Remember that NSM is defined as "the collection, analysis, and escalation of indications and warning to detect and respond to intrusions." There is no explicit mention of collecting every packet that traverses the network in that defintion. However, NSM analysts find that the best way to accomplish the detection of and response to intrusions is by interpreting alert, session, full content, and statistical network evidence. Simply moving "beyond intrusion detection" (my book's subtitle) -- beyond reliance on alert data alone -- moves one away from traditional "IDS" and towards NSM.
The answer for those operating in high bandwidth requirements is collect what you can. Chapter 2 (.pdf) lists several principles of detection and security, including:
- Detection through sampling is better than no detection.

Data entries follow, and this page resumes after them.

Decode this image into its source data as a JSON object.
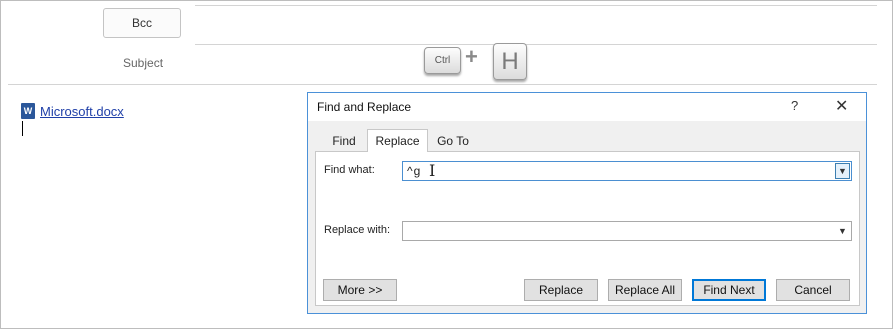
{
  "email": {
    "bcc_label": "Bcc",
    "subject_label": "Subject"
  },
  "shortcut": {
    "key1": "Ctrl",
    "plus": "+",
    "key2": "H"
  },
  "attachment": {
    "icon_letter": "W",
    "filename": "Microsoft.docx"
  },
  "dialog": {
    "title": "Find and Replace",
    "help": "?",
    "close": "✕",
    "tabs": [
      {
        "label": "Find"
      },
      {
        "label": "Replace",
        "active": true
      },
      {
        "label": "Go To"
      }
    ],
    "find_label": "Find what:",
    "find_value": "^g",
    "replace_label": "Replace with:",
    "replace_value": "",
    "dropdown_arrow": "chevron-down-icon",
    "buttons": {
      "more": "More >>",
      "replace": "Replace",
      "replace_all": "Replace All",
      "find_next": "Find Next",
      "cancel": "Cancel"
    },
    "accent_color": "#0078d7"
  }
}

- Detection through traffic analysis is better than no detection.
- Collecting everything is ideal but problematic.
I recommend looking at Chapter 2 for more information on these principles.
Someone monitoring a data center uplink or an Internet backbone is not going to collect meaningful amounts of full content data without spending a lot of money on high-end hardware and potentially custom software. You may only be able to collect small amounts of full content data in response to specific problems like identification of a covert back door. You may have to take a cue from Internet2 and analyze NetFlow data, and hardly look at full content at all.
There is nothing wrong with either approach. The idea is to give your analysts as much supporting information as possible when they need to make a decision concerning suspicious or malicious traffic. Only giving them an alert, with no other context or non-judgement based data, makes it very unlikely the analyst will know how to make an informed validation and escalation decision.
My specific answer for the question at hand would be to try deploying Sguil with a conservative full content collection strategy. Pass BPF filters in the log_packets.sh script to limit the full content data collected on the sensor. Additionally, if you find the amount of session data logged by SANCP to be a burden, you can pass filters to SANCP as well.
If at all possible I advise not filtering SANCP and other session collection mechanisms, as these content-neutral collection measures can really save you in an incident response scenario. If SANCP and database inserts are a problem, consider the more mature code base of Argus or collecting NetFlow records from routers you control. My book also outlines how to do this.
Update: My buddy Bamm Visscher points out that a sustained 5 Mbps throughput is 2250 MB per hour or 54000 MB per day in raw traffic. However, some overhead is needed for libpcap headers. For small packets, the header could be as large as the content, effectively doubling the disk space needed to record that packet. For large packets, the header is a smaller percentage of the overall record of the packet.
Anectdotal evidence from one of Bamm's friends says a link with sustained 10 Mbps is writing about 8 GB per hour to disk.
Speaking conservatively for the original question of 5 Mbps, a sensor like a Dell PowerEdge 750 with two 250 GB SATA drives can hold at least several days worth of libpcap data, and potentially up to a week. That's plenty of time to retrieve useful full content data if regular monitoring is done.